La storia ha dimostrato il legame tra moneta e dominio politico nel corso di molti secoli. Nel XVIII secolo, la sterlina inglese sostituì il fiorino olandese quando la Gran Bretagna acquisì influenza economica. Il dollaro ha vinto nei decenni successivi, con l’America che ha superato la Gran Bretagna come la più grande economia del mondo a metà del XX secolo. Il flusso della marea potrebbe cambiare di nuovo. Le conseguenze della de-dollarizzazione del sistema finanziario mondiale sarebbero enormi.
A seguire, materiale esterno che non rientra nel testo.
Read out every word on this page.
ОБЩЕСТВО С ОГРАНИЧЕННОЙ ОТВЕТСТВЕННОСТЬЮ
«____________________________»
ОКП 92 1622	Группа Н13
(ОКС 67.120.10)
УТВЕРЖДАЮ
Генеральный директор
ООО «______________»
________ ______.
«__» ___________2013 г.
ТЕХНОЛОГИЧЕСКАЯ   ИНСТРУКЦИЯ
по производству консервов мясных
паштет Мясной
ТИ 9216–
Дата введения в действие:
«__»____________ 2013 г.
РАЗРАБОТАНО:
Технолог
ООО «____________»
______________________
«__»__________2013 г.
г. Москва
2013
Sia all’interno, perché realizzare il sogno americano con una mastodontica quantità di debito sarebbe assai difficile. Sia all’esterno, perché un calo di status del dollaro come valuta di riserva frenerebbe le opzioni politiche di Washington indebolendo un meccanismo cruciale di influenza geopolitica.
Ma i robusti dati economici suggeriscono che l’America continuerà per ora il suo regno, e che lo farà anche il dollaro. In pratica, non esiste un’alternativa ovvia al biglietto verde. Lo yuan cinese è ostacolato dalla dipendenza di Pechino dall’ingerenza del governo che gli investitori disdegnano. Anche l’euro farebbe fatica a diventare la valuta di riserva mondiale poiché non rappresenta un’economia potentemente unitaria. Le valute digitali rimangono marginali e non testate. Di fatto, il commercio bilaterale fra Paesi che eludono il dollaro si è rivelato difficile perché nessuna valuta può essere scambiata facilmente come i dollari.